Regarding UC, the most common pattern of involvement was pancolitis or extensive colitis (57.1%). As for the assessment of disease activity in patients with UC, 77.2% of them were in clinical remission (≤3 daily evacuations and absence of blood in the stool); when the SCCAI activity score was applied, 59.2% of the patients were in clinical remission.

Serum zonulin Concentration in individuals non-IBD

In the control group, the median serum concentration of zonulin was 96.61 ng/mL. There were no significant differences in median zonulin levels when comparing IBD patients with the control group (95.28 ng/mL vs 96.61 ng/mL, P=0.573) (Figure 1).

FIGURE 1
Comparison of serum zonulin levels according to study groups. No differences were observed when comparing control group with Crohn’s disease patients (P=0.749) and with ulcerative colitis group (P=0.478). Likewise, zonulin levels were similar in both groups with IBD (P=0.887).

Serum zonulin concentration in all patients with IBD

In patients with IBD, zonulin levels were significantly higher among females when compared to males (126.05 ng/mL vs 46.65 ng/mL, P<0.001). No differences were observed when comparing patients with CD to those with UC (79.68 ng/mL vs 106.10 ng/mL, P=0.887). Likewise, no differences were noted for zonulin levels according to history of IBD-related previous surgical procedures (66.62 ng/mL vs 106.95 ng/mL, P=0.118) or hospitalizations (90.03 ng/mL vs 97.63 ng/mL, P=0.814).

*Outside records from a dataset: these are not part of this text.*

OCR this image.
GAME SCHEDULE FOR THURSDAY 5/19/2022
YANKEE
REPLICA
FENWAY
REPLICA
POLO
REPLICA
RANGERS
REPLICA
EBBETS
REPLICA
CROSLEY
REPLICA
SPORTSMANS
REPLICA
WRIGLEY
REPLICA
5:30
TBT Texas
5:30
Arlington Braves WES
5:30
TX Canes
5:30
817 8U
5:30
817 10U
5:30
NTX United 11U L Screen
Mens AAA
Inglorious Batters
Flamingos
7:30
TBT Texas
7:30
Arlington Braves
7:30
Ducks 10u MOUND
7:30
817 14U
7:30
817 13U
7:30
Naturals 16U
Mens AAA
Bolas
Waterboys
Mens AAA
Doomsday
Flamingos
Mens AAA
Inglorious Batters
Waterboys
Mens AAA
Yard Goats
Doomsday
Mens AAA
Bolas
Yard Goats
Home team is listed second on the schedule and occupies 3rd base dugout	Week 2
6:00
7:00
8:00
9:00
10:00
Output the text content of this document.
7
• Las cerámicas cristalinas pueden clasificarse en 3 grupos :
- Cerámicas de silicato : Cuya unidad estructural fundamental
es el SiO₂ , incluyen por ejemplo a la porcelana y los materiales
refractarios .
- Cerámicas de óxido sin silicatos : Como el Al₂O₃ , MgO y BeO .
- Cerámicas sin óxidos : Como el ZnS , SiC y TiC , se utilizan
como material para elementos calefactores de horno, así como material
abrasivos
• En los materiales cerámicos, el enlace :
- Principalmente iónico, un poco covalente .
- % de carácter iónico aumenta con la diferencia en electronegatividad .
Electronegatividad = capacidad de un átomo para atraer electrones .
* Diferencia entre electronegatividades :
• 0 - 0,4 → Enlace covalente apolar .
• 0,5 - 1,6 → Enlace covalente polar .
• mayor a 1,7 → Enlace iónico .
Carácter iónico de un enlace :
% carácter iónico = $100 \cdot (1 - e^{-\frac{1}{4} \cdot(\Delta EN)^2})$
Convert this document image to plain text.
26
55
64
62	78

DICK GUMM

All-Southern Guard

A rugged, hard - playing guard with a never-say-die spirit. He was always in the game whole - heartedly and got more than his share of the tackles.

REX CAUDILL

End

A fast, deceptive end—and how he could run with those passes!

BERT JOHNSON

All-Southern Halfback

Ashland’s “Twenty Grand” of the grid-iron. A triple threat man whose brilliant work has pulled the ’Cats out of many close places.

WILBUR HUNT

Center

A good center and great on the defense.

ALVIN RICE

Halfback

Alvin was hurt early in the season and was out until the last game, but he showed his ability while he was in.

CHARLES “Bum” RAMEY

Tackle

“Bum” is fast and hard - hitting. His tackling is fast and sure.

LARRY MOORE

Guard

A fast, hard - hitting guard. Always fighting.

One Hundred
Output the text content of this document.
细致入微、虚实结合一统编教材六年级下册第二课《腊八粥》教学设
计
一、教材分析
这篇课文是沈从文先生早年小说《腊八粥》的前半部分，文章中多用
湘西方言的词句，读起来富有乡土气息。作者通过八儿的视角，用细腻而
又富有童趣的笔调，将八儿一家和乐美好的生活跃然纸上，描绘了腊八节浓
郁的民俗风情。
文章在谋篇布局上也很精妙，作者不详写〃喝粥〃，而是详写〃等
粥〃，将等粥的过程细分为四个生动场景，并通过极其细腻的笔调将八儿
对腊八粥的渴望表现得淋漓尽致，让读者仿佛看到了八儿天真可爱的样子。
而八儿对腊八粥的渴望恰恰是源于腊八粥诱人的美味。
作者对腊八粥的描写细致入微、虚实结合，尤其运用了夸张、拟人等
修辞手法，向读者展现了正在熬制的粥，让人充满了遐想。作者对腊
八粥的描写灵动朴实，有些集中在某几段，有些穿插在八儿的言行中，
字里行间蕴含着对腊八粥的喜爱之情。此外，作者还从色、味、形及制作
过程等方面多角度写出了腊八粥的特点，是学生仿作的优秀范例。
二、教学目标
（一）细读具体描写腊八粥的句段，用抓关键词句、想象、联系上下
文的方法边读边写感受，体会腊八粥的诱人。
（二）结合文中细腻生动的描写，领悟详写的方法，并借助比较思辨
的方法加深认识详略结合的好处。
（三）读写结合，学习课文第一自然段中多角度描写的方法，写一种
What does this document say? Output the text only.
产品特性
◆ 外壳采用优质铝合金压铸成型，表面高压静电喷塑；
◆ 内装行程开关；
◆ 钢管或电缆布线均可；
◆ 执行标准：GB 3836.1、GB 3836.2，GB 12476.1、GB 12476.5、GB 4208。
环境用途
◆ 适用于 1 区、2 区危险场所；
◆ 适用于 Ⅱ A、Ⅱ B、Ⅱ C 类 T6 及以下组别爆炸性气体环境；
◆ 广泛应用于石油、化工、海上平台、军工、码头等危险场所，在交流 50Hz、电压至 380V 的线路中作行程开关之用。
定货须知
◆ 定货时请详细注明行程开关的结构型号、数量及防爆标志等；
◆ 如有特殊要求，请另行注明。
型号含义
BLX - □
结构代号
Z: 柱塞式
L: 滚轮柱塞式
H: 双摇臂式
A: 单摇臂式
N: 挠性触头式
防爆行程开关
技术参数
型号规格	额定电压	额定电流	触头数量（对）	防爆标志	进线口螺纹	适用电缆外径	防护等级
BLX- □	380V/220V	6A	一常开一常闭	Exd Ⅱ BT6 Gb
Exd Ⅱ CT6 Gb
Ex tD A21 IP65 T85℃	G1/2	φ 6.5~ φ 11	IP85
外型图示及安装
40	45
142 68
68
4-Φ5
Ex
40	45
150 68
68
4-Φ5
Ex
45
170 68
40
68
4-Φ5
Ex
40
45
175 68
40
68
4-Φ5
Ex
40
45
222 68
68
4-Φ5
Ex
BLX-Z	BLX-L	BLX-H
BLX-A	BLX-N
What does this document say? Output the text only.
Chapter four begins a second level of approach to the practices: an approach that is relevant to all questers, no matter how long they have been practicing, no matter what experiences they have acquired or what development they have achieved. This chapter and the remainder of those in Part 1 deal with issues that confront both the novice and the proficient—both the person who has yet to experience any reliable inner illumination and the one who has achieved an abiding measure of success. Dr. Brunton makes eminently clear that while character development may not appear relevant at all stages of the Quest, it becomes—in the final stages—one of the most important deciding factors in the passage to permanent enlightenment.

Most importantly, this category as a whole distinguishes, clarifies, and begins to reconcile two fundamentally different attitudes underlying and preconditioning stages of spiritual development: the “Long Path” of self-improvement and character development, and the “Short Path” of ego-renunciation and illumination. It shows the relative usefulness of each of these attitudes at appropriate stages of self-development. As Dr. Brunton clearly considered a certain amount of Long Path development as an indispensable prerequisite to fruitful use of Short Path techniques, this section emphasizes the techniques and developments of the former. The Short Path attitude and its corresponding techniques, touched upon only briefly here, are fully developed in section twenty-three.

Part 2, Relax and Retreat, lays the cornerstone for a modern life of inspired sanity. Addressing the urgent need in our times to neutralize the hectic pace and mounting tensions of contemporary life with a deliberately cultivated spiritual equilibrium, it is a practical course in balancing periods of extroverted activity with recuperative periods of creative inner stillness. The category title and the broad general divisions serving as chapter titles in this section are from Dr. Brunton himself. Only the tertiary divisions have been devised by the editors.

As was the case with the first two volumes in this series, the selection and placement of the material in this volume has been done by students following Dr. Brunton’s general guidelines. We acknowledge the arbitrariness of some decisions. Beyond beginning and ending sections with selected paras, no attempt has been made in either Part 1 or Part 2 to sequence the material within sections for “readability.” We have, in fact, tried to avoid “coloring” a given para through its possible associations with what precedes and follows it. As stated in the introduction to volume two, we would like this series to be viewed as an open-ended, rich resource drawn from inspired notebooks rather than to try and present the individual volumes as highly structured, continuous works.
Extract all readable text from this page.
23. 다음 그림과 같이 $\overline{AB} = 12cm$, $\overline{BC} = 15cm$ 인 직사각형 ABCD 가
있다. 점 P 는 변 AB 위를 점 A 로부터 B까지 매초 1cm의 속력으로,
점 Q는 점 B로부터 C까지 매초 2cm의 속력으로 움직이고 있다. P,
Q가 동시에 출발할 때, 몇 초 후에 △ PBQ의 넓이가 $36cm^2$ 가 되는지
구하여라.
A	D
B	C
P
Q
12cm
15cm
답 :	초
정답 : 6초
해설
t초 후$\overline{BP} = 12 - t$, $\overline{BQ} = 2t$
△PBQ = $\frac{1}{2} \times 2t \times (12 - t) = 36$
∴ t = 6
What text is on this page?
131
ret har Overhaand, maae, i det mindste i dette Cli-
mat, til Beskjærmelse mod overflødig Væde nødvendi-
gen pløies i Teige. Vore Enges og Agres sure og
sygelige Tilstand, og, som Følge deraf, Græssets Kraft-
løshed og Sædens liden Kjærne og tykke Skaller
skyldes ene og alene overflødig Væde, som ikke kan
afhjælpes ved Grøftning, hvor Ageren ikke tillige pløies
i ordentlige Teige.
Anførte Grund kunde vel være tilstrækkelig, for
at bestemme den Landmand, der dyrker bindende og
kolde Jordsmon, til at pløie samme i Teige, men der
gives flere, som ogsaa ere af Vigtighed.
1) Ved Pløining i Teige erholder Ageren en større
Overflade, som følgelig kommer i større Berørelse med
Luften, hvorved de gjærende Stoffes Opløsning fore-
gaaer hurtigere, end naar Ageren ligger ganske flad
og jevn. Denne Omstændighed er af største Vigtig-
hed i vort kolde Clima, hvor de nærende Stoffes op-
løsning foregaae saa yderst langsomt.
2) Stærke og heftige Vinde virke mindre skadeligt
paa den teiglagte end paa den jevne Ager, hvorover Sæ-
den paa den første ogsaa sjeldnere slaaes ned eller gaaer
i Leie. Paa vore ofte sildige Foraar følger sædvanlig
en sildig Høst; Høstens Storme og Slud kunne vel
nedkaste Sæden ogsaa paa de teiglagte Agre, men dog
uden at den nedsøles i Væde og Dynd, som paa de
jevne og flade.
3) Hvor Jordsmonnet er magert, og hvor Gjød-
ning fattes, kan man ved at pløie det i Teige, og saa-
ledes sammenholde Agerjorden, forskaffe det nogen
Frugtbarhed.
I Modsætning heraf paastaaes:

Spearman correlation analysis was performed between serum zonulin concentrations and demographic, clinical, and laboratory variables (Table 2). In the IBD group as a whole, zonulin was positively correlated with age (r_s=0.184; P=0.047) and BMI (r_s=0.573; P<0.001). On the other hand, a weak negative correlation was observed between zonulin and hemoglobin (r_s=-0.254; P=0.006) and hematocrit (0.252; P=0.006). No correlations were observed between zonulin and circulating cytokines.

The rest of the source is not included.